Marqueurs temporels. La spécificité forte de maintenant et celle de à présent peuvent surprendre a priori dans la mesure où l’on attendrait davantage ces déictiques dans le voisinage de pronoms personnels eux aussi déictiques comme le " je ". Cela s’explique par la singularité du maintenant simonien, qui, toujours employé dans un contexte au passé, est le fait du narrateur externe exhibant ses fonctions de régie du récit et en même temps faisant comme s’il était contemporain de la fiction qu’il énonce. Cette attitude paradoxale, mixte de distance et d’immédiateté, renvoie à la dualité intrinsèque de cette voix extradiégétique, à la fois hors de la fiction (le narrateur n’est pas un personnage) et en son centre même (par le point de vue essentiellement en focalisation interne). Une autre spécificité forte invite à penser que la fonction de régie narrative est dévolue en priorité au narrateur externe, celle de l’adverbe Puis écrit avec une capitale. Le détail a son importance car puis non capitalisé est relevé comme spécifique de la voix du " Je ". C’est que les deux formes ne sont pas équivalentes : puis coordonne le plus souvent des participes apposés au même sujet — " la queue du paon se balançant une ou deux fois, puis s’immobilisant " (58) — et marque ainsi une disjonction temporelle minimale renvoyant à l’écoulement du temps perçu par le personnage focal. Inversement, Puis est un disjoncteur fort, qu’on rencontre généralement entre deux séquences typographiquement séparées par un alinéa : " presque aussitôt ils distinguèrent les premières maisons, un peu plus noires encore que le ciel. / Puis ils furent dans la grange " (36). Il marque une ellipse narrative, la surprise rétrospective d’un écoulement temporel non perçu sur le moment, une syncope signalée et jugulée par la fonction de régie.

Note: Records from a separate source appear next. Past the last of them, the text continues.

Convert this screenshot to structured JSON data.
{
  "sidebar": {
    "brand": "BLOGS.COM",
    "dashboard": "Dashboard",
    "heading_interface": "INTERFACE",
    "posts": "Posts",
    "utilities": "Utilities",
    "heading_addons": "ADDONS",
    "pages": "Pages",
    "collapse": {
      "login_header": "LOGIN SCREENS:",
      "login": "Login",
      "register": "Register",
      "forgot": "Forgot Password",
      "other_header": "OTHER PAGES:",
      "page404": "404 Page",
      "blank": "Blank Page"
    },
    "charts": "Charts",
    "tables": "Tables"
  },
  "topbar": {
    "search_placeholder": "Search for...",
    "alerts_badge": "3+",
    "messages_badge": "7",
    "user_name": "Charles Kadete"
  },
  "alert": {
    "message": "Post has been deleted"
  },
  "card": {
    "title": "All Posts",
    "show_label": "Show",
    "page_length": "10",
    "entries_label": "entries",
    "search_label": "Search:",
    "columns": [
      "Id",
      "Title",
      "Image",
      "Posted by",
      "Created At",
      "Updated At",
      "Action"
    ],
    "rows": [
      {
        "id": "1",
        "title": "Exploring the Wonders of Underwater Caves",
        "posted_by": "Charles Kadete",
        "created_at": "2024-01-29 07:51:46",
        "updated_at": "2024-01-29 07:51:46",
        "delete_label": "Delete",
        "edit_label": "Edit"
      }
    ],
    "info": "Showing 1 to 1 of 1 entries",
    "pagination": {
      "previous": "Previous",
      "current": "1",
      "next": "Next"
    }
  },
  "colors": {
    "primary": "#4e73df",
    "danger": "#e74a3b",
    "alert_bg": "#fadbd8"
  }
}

D’autres marqueurs temporels suggèrent qu’une perception du temps plus large et donc plus conceptualisée incombe au " il " : cessant, dernier, dernière. De même, la spécificité de quoique et de car, tout comme celle de possible, semble indiquer que la ratiocination relève plus volontiers de cette voix.

Modalisation. Dans le même ordre d’idées, plusieurs marqueurs de l’approximation ou de l’indistinction ainsi que des termes génériques sont très spécifiques de cette voix externe : sorte (une sorte de, en quelque sorte), semblait, semblaient, quelque (essentiellement quelque chose), matière, simple, presque, c’est-à-dire, imperceptible, pénombre, crépuscule, fantômes, rumeur, foule, masse. De même, le " il " prend souvent en charge les pensées de Georges, comme en témoigne la spécificité de pensant.

Divers. Il est plus difficile, en revanche, d’interpréter la spécificité (parfois très forte) des mots outils suivants, dont certains ont beaucoup d’emplois différents : plus, de, d’, une, qui, par, et, du, dont, à, entre. Autres formes dont la spécificité est remarquable, mais qui n’appellent pas de commentaire particulier : immobiles, vieilles, patiente, retombant, debout, contentant, laissait, lourde, couleur, mètres, surface. On relève enfin les substantifs suivants, référant plus directement à des contenus de fiction : voix, poitrine, papier, Granpèr, vêtements, pain, morceau, manger, cuir.